No es que me asustara con lo que me dijo, uno está acostumbrado a que lo cubran a chuchadas y amenazas de las más terribles. Se aprende a vivir con eso, casi nunca se cumplen. No son rentables. Vale más un tira comprable que un tira muerto. Pero me dio rabia que me madrugara de esa manera y más rabia que gente como este gusano ande suelto. Y, finalmente, uno hace más cosas por rabia que por amor. Salgo del lugar y me pongo a correr detrás de ÉL. ¿Que le entregue lo que tengo? ¿A qué se refiere? «Un par de balas te voy a entregar», le debería haber dicho. A uno siempre se le ocurren las respuestas ingeniosas al rato. Aunque ya a estas alturas sé que no lo voy a matar, pero quiero darle un susto, advertirle que se quede lejos de Yesenia, de su familia. Lo alcanzo. Lo tomo de un hombro y lo giro. El pobre hombre es más liviano de lo que suponía y está a punto de salir volando hacia la calle. Tengo que agarrarlo de un brazo y devolverlo a la vereda.

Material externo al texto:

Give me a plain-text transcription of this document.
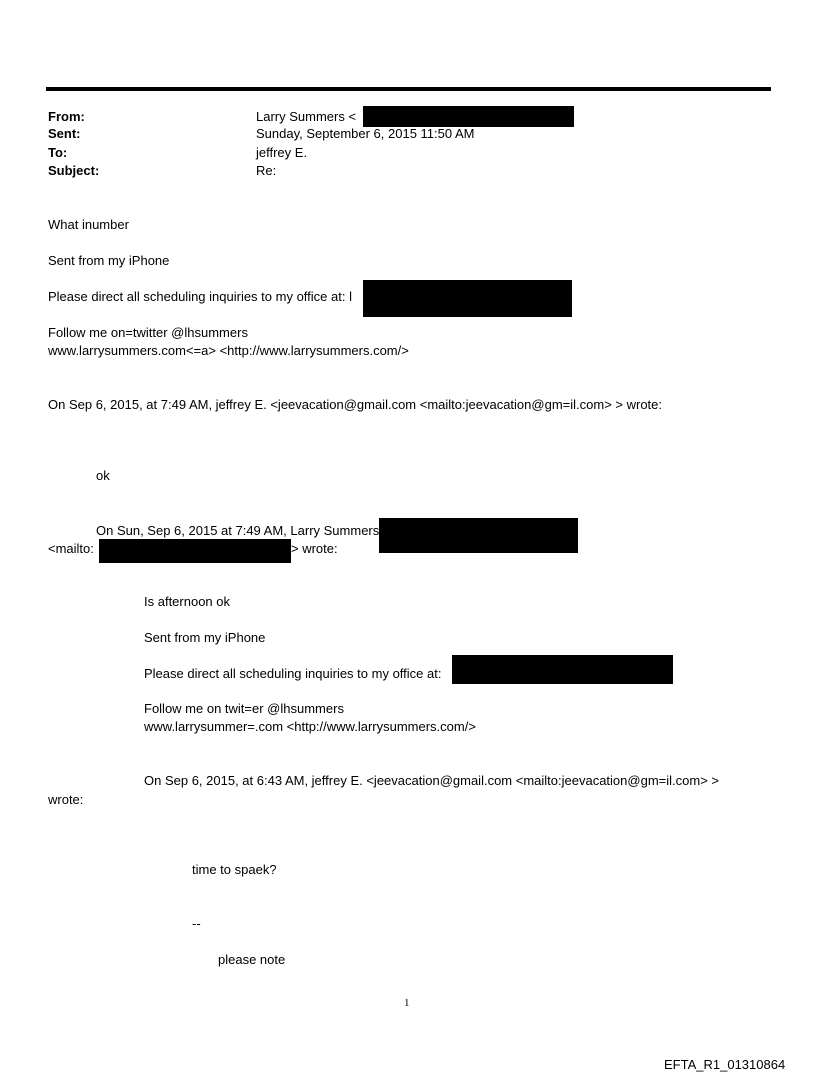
From:	Larry Summers <
Sent:	Sunday, September 6, 2015 11:50 AM
To:	jeffrey E.
Subject:	Re:
What inumber
Sent from my iPhone
Please direct all scheduling inquiries to my office at: l
Follow me on=twitter @lhsummers
www.larrysummers.com<=a> <http://www.larrysummers.com/>
On Sep 6, 2015, at 7:49 AM, jeffrey E. <jeevacation@gmail.com <mailto:jeevacation@gm=il.com> > wrote:
ok
On Sun, Sep 6, 2015 at 7:49 AM, Larry Summers
<mailto:	> wrote:
Is afternoon ok
Sent from my iPhone
Please direct all scheduling inquiries to my office at:
Follow me on twit=er @lhsummers
www.larrysummer=.com <http://www.larrysummers.com/>
On Sep 6, 2015, at 6:43 AM, jeffrey E. <jeevacation@gmail.com <mailto:jeevacation@gm=il.com> >
wrote:
time to spaek?
--
please note
1
EFTA_R1_01310864
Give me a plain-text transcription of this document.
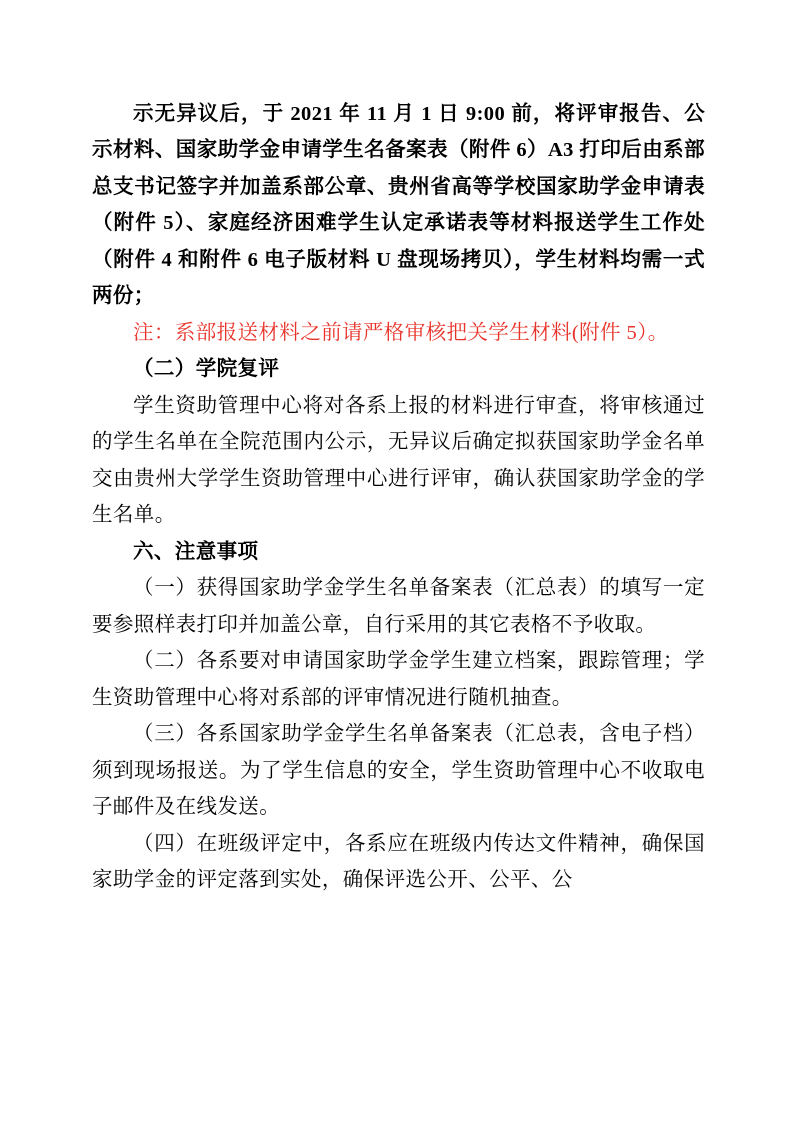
示无异议后，于 2021 年 11 月 1 日 9:00 前，将评审报告、公示材料、国家助学金申请学生名备案表（附件 6）A3 打印后由系部总支书记签字并加盖系部公章、贵州省高等学校国家助学金申请表（附件 5）、家庭经济困难学生认定承诺表等材料报送学生工作处（附件 4 和附件 6 电子版材料 U 盘现场拷贝），学生材料均需一式两份；

注：系部报送材料之前请严格审核把关学生材料(附件 5）。

（二）学院复评

学生资助管理中心将对各系上报的材料进行审查，将审核通过的学生名单在全院范围内公示，无异议后确定拟获国家助学金名单交由贵州大学学生资助管理中心进行评审，确认获国家助学金的学生名单。

六、注意事项

（一）获得国家助学金学生名单备案表（汇总表）的填写一定要参照样表打印并加盖公章，自行采用的其它表格不予收取。

（二）各系要对申请国家助学金学生建立档案，跟踪管理；学生资助管理中心将对系部的评审情况进行随机抽查。

（三）各系国家助学金学生名单备案表（汇总表，含电子档）须到现场报送。为了学生信息的安全，学生资助管理中心不收取电子邮件及在线发送。

（四）在班级评定中，各系应在班级内传达文件精神，确保国家助学金的评定落到实处，确保评选公开、公平、公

—Qué te pasa conchadetumare —dice, pero antes de que termine de insultarme, le pongo mi identificación de tira frente a los ojos. Luego me abro un poco la chaqueta y le muestro la sobaquera donde cargo mi pistola. ÉL se queda quieto aunque me mira sin miedo con esos ojitos rabiosos.
—¿Quiere ver mi carnet? —Se lleva la mano al bolsillo de atrás.
Esto está mal, pienso, este flaco de mierda se mueve muy rápido. Me voy sobre ÉL para que no agarre lo que sea que lleva, pero me madruga de nuevo. Antes de que me dé cuenta me golpea con la mano derecha en el abdomen. Sé lo que esto significa. El golpe no me duele, pero cuando retira la mano, siento que se me empapa la camisa con mi propia sangre. Me dio un puntazo con algo, un desatornillador afilado, un punzón. Me llevo la mano derecha a la guata, mientras que con la izquierda lo agarro fuerte del hombro. ÉL tironea, se gira en el aire como un pescado, levanta los brazos, se agacha hasta que logra zafar y arranca dejándome con su cortaviento en la mano. La gente me rodea a unos metros, nadie se acerca, como si tuviera lepra o fuera un espectáculo callejero de desangramiento. Saco el celular, no puedo ni desbloquearlo, los dedos llenos de sangre se resbalan por la pantalla. Estoy viendo todo nublado. No puede ser, no puede ser, me repito. Qué mierda morirse así, en la calle, como un perro atropellado, como Jiménez, o como un rottweiler con una bala en el abdomen.